Paylaş
Fitch bu not indirmeyi, İtalyan seçimlerimden işe yaramaz bir sonuç çıktığı için yaptı. Bir bakıma İtalyanlara “ayağınızı denk atın, bir süredir başbakanlık yapan Monti’nin çizgisinden sapmayın” mesajı verdi. Yaklaşık 3 yıldır Avrupa’da, adına galat olarak “borç krizi” denen sürdürülemez bir iktisadi açmaz dönemi yaşanıyor. En vahimi Yunanistan (ve yavrusu Güney Kıbrıs’ta) olmak üzere İtalya, Portekiz ve İspanya “sürdürülemez“ bir kamu finansmanı girdabına kapılmış haldedir. Sürdürülemez demek, kelimenin anlamı gereği, bu halin bir sonu var demektir. Öyleyse, Avrupa ekonomileri er veya geç “sürdürülebilir” bir duruma dönüşecektir. İsterseniz buna “dananın kuyruğu mutlaka kopacak” diyelim.

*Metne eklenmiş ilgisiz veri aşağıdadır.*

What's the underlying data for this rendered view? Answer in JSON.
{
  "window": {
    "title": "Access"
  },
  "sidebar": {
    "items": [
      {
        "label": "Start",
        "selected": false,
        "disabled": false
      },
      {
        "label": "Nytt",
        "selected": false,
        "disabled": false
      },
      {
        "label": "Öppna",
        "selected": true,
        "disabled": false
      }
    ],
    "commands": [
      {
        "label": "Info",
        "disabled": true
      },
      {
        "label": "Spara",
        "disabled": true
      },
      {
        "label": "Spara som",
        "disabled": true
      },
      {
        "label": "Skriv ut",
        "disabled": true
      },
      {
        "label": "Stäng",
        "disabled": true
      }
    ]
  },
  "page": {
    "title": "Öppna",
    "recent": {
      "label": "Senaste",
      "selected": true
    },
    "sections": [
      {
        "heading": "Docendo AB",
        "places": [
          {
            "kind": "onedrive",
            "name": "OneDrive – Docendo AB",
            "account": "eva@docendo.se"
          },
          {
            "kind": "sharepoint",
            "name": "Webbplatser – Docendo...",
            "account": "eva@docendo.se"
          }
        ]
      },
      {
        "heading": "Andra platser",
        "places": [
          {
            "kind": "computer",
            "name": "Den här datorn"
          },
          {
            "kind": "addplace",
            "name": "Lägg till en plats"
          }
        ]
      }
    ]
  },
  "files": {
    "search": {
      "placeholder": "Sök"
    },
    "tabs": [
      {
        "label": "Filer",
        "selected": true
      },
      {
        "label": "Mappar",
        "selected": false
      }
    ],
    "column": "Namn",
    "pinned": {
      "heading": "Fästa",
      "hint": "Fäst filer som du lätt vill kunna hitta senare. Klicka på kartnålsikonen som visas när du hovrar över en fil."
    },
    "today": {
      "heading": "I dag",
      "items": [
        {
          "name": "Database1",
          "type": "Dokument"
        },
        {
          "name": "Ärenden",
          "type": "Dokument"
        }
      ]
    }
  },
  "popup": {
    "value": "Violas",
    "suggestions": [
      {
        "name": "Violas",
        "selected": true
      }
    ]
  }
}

Koptuğu zaman dana acıdan delirecek ne yaptığını bilmez hale gelip kendine ve çevresine zarar verecektir. İktisatçılara düşen görev, “dananın kuyruğu kopmadan” bu girdaptan en az hasarla nasıl çıkılabileceğini göstermek, siyasetçilere düşen görev de bunu uygulamaktır. Ben de durumdan vazife çıkardım, kuyruk koparmadan danayı ahıra sokmanın yolu “reel faizleri sıfıra” indirmektir. Bunun için her şeyden önce Avrupa Merkez Bankası para basıp tahvil almalıdır diyorum. Kendim için bir şey istiyorsam namerdim. Ay! ben insanları çok severim.
AVRUPA’DA DURUM NİÇİN SÜRDÜRÜLEMEZ
Lafı uzatmadan, bir bakıma ekonominin termodinamik kanunlarından olan iki temel ilişkilerden bahsedeyim.
1.Devlet tahvilinin reel faizi, o ülkenin milli gelir büyüme hızından yüksek olamaz. Olursa, bu sürdürülemez.
2.Bankaların mevduata verdiği faiz, devlet tahvili faizinden düşük olamaz. Olursa, bu sürdürülemez.
Şimdi örnek olsun diye İtalya’daki duruma bakalım. Milli Gelir artıştı yok, tersine % 2 milli gelir azalması var. Devlet tahvillerinin reel faizi % 3. Bankaların mevduata verdiği reel faiz sıfır dolayında. Yani özel bankalar devletten daha güvenilir. Bunlar son yıllarda oluşan en iyi değerler, genelde rakamlar bundan kötüdür. İtalya’nın bütçe açığının milli gelire oranı % 3, Kamu Borcu’nun milli gelire oranı % 130. Bu durum değişmezse, her yıl İtalya’nın kamu borcu % 2 (bütçe açığı kadar) artarken, milli geliri % 2 azalacak; Borç/Milli Gelir oranı % 4 yükselecek. Devlet tahvili sahipleri, milli geliri % 2 azalan, yani emek gelirlerinin düştüğü bir ülkede, reel olarak % 3 faiz geliri elde edecektir. Bu da gelir dağılımını, fakirler aleyhine bozacaktır. Kısaca “biri yerken-diğerleri bakacak” ve kıyamet olmasa bile dananın kuyruğu buradan kopacaktır.
Son Söz: Devleti batan ülke, ayakta duramaz.